Importance to agriculture

Urease in soil bacteria is a prerequisite for the effect of feces as a nitrogen fertilizer, as only the hydrolytic cleavage of urea makes the nitrogen available as ammonium ions. The intermediate product is, however, ammonia gas, and only small quantities of gas can be absorbed by the moisture of the soil. It therefore always escapes proportion of ammonia and is lost as fertilizer.

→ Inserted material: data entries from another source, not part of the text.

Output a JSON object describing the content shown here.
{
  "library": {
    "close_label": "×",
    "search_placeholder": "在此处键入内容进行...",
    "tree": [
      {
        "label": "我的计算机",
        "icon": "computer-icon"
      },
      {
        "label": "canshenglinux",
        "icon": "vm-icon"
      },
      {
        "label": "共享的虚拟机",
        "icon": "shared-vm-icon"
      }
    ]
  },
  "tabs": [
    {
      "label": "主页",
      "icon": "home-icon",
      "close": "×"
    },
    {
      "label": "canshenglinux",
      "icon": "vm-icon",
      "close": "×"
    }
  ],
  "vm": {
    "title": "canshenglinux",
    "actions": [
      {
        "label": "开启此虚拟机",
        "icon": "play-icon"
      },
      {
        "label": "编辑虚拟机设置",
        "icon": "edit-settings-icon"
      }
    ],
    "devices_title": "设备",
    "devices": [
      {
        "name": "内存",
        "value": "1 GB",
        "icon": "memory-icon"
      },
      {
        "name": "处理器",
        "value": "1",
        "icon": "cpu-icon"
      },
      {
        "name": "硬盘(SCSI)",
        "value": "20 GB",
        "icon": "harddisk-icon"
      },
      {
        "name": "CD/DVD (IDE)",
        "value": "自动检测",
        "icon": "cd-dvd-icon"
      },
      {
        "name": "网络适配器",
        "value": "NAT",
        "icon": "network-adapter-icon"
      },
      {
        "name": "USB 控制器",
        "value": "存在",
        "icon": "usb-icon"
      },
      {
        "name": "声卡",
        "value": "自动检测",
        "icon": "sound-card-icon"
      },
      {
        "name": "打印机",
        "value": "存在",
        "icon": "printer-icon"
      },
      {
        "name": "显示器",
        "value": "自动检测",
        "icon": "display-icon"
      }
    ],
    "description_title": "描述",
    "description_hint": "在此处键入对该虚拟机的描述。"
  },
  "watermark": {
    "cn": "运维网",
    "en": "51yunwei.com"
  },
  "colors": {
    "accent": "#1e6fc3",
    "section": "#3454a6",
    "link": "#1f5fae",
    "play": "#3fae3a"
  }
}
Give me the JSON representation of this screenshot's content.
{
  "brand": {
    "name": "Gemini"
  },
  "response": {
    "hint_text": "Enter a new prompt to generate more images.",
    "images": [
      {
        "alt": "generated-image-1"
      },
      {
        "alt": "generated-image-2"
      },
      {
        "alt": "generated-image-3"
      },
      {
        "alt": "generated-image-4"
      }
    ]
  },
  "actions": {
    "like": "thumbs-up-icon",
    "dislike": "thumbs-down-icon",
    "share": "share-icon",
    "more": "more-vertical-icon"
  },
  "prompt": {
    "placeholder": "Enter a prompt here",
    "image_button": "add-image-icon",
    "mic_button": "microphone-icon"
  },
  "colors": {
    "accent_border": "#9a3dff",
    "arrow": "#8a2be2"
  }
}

This proportion is greater, the more concentrated the substance from which urea is present and therefore is most ammonia from stable floor and manure lost. Since ammonia also several ways harmful to the environment and it has been agreed internationally to a narrowing of the emissions, an attempt is made, among other things, with urease inhibitors to solve the problem and to reduce the emission from stables.

Kinetics

The reaction of urease with urea is suitable for illustrating the dependence of the reaction rate of the time when it selects a urea solution with a high concentration. Since the decomposition of urea in aqueous solution ions are produced, can the increase in the ion track on conductivity measurement. Over a longer period, the conductivity increases linearly. The reaction can also be followed by photometric measurement. This is added as an indicator bromothymol blue, the more intense blue colors in the course of the reaction. The absorbance is a measure of the concentration, thereby increasing over a prolonged period also linearly. In the decomposition of urea, the reaction rate over a prolonged period of time is constant. It is for this purpose before the reaction is zero order. The decisive factor is that the substrate concentration, which is here of urea, not too small. For small substrate concentrations can be combined with these experiments, the dependence of the reaction rate on the concentration, the time constant, which illustrate in accordance with the Michaelis- Menten kinetics.

History

The effects of urease were discovered in 1798 by Fourcroy and Vauquelin, in 1861, brought by Louis Pasteur in connection with microorganisms, which were first described in 1864 by Van Tieghem as Micrococcus ureae. 1876 ​​bacterial urease was isolated by muscle and defines the catalytic reaction. Only the discovery of soybean urease by Takeuchi in 1909 and following their production in large quantities made ​​in-depth investigations possible.